How wonderful this was. For one thing, I didn’t even know there was a twist in this film. So often in film culture today the twist is marketed as a feature that the effect is automatically reduced. Not so in Iron Man 3. What was so fantastic about this for me though, and what inspired me to write on it (as, to be fair, there are many excellent reviews of the film out there already) was how this twist turned the entire film on its head not just from a narrative standpoint from political and aesthetic standpoints. The vulgarity of the vaguely anti-Islamic portrayal of a supposedly Islamic terrorist makes more sense once the viewer realizes that the creator of this ruse is deliberately playing up to those prejudices. Iron Man 3 was not, as I had feared, another example of post-9/11 fear and prejudice seeping into an ostensibly harmless blockbuster film; Iron Man 3 actively mocks and derides that prejudice. 

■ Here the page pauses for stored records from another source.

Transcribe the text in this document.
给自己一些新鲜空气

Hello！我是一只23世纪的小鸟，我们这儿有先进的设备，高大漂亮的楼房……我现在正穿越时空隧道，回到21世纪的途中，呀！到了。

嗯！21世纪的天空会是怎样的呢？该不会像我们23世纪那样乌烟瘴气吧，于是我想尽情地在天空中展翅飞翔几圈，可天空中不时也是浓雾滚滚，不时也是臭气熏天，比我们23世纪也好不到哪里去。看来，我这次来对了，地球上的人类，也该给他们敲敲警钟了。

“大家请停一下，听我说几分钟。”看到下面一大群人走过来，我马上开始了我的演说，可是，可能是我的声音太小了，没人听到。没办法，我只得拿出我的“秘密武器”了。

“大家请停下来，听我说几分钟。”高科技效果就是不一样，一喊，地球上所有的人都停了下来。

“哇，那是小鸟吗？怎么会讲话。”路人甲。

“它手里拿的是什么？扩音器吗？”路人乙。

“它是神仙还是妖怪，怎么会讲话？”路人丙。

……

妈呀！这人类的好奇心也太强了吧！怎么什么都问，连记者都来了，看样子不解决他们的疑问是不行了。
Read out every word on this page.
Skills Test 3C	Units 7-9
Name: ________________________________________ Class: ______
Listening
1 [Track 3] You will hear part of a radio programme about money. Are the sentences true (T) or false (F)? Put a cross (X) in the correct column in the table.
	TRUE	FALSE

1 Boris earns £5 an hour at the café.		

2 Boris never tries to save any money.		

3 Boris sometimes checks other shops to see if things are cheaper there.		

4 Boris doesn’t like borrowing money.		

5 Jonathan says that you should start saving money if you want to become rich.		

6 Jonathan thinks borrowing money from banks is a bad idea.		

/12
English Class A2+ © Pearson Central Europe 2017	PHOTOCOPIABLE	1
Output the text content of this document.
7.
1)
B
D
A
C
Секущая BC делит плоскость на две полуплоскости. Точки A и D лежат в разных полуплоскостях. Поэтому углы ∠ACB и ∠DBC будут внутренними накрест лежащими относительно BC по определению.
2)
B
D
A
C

Now, I don’t want to get carried away and start talking about intricate political commentary within the DNA of the film; we’re not talking about 28 Weeks Later here.* I’m not convinced that there is meant to be a specific “message” in the film beyond the thematic journey for the story’s central characters. I do like to think, however, that Shane Black is taking the piss a little bit here. It turns the whole film on its head. In its own subtle way, Iron Man 3 has its cake and eats it too. It’s big, it’s goofy, Downey does his Downey thing. It’s not stupid though, and Downey’s thing goes in different directions, particularly with a PTSD story that would have been nightmarish with a mediocre actor. Action films don’t have to be high brow (and in fact shouldn’t be), but it’s nice to see filmmakers understand that you don’t have to immediately skip to the bottom of the barrel either. Not that I’m surprised, with Shane Black involved. Hopefully we’re going to see more approaches like this in the next spate of Marvel movies. Films that are fun but not stupid. The two do not have to go together, you know. 

*One of these days I’m going to sit down and write about the political message embedded in 28 Weeks Later. It’s amazing.